And in fact, the Pine Club was declared number 2 on the “Top 5” list. Peter Luger Steakhouse in Brooklyn was ranked No. 1. Check out the web version of the rankings at this Food Network link entitled “Top 5 Steaks in America.”
Food Network publicists were mum about the rankings and details of the show until last night’s “reveal.”
The episode refers to the 68-year-old Pine Club as “dark and cozy” with an “unmatched blend of high-end dining and Midwest hospitality.” The episode focuses on the aging, preparation, broiling and final touches (including a drizzle of melted butter) of the restaurant’s 20-ounce ribeye. The restaurant’s web site lists the price of the bone-in ribeye dinner, including sides and salad, at $41.95.
Here’s what the Food Network’s web site said about the Pine Club:
“Order the 20-ounce bone-in ribeye at the Pine Club in Dayton, Ohio, and you can expect a warm dose of Midwest hospitality. After aging in a temperature- and humidity-controlled environment for 28 days, the tender meat is frenched (trimmed with the bone in) to create a handle where the meat is juiciest and most tender. Once broiled and caramelized, the steak is drizzled with pure butter and served with the restaurant’s famous deep-fried onion rings.”

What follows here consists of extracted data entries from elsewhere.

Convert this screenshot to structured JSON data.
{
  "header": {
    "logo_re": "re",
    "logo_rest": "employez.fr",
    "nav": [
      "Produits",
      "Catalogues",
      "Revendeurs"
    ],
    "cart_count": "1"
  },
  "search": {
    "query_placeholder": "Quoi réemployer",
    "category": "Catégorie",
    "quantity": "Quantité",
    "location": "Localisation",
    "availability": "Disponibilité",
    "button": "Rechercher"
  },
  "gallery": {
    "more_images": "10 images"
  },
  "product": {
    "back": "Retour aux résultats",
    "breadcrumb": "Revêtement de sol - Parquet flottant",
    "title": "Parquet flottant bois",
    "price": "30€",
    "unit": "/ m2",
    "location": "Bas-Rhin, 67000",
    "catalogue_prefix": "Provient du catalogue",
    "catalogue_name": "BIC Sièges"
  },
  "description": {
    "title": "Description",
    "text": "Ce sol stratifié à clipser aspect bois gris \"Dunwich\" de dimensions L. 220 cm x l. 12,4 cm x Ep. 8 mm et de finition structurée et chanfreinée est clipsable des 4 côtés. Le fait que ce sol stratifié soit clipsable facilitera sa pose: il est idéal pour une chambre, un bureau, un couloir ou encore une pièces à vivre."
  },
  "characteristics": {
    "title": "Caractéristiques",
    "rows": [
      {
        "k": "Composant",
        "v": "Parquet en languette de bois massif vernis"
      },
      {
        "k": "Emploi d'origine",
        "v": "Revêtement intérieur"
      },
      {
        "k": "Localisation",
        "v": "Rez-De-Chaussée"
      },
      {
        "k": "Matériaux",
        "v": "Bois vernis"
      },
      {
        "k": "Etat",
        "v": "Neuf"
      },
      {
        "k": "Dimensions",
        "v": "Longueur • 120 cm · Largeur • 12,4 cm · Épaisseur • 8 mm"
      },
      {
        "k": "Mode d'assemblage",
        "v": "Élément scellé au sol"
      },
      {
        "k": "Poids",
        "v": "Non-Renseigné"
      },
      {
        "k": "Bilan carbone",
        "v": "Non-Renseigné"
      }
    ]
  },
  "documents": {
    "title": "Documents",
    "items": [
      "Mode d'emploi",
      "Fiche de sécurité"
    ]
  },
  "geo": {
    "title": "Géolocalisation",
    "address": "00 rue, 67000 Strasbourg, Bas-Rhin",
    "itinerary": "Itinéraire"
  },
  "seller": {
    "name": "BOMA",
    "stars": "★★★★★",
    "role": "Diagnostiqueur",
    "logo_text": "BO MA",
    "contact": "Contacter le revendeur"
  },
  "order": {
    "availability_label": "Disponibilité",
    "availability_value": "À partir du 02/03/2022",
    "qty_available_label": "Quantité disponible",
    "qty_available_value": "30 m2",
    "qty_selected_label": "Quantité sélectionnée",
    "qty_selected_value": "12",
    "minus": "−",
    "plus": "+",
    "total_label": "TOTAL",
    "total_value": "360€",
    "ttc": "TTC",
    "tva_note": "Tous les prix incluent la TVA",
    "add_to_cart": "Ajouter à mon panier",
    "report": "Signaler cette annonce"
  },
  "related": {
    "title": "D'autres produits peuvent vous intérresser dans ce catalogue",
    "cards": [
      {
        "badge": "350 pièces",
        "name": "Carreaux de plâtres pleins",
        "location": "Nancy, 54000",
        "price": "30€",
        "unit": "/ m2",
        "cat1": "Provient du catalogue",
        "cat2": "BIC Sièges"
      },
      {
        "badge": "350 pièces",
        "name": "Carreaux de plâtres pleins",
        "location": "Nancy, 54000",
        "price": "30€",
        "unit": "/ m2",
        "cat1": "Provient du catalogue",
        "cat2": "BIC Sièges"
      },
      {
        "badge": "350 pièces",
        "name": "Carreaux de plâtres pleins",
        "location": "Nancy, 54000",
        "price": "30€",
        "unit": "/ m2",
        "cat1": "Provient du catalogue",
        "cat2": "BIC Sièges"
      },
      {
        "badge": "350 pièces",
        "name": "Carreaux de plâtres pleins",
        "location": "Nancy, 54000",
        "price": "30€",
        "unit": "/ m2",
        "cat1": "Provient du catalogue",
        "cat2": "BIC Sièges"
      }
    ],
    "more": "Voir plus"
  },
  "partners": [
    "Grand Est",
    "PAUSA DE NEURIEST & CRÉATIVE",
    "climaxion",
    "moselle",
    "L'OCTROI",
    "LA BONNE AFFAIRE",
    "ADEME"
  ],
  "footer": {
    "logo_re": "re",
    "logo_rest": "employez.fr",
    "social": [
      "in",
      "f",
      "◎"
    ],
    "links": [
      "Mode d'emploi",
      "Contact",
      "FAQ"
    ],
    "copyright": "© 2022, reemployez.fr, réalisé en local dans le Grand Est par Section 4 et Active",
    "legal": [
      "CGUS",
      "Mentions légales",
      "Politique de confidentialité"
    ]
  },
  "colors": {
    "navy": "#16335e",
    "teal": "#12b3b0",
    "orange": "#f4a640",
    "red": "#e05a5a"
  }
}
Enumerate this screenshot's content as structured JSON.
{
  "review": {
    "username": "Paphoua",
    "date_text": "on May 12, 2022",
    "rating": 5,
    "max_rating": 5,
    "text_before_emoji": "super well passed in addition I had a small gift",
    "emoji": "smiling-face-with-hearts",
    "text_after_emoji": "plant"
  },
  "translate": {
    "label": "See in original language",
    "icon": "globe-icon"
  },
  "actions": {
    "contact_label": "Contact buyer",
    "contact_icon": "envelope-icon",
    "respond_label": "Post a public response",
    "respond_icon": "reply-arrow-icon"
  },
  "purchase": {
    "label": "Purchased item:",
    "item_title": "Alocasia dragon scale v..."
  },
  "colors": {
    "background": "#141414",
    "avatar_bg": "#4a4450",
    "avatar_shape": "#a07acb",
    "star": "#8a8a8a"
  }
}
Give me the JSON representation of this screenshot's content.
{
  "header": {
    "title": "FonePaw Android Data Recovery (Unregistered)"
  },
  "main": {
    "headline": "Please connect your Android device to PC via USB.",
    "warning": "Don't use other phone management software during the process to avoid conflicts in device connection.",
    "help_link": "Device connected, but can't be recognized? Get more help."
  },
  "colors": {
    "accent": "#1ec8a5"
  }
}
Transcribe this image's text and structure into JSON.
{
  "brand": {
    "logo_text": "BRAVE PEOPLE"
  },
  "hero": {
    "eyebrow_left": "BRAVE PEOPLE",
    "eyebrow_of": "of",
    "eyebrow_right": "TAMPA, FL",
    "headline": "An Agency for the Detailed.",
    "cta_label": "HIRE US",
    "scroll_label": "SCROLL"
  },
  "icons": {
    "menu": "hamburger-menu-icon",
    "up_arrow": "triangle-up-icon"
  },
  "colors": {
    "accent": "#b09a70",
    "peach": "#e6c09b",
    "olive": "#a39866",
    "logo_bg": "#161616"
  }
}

The Pine Club, which opened in 1947 at 1926 Brown Street near the University of Dayton, has enjoyed other media recognition in recent years. In December 2013, the steakhouse was included in a list of “10 of the World’s Greatest Old Dining Institutions” by a writer for T Magazine, the New York Times Style Magazine, joining restaurants in Paris, London, and New York City. Six months earlier, Michael Stern, co-author of “Roadfood,” identified the Pine Club as his favorite steakhouse in the country in a USA Today story.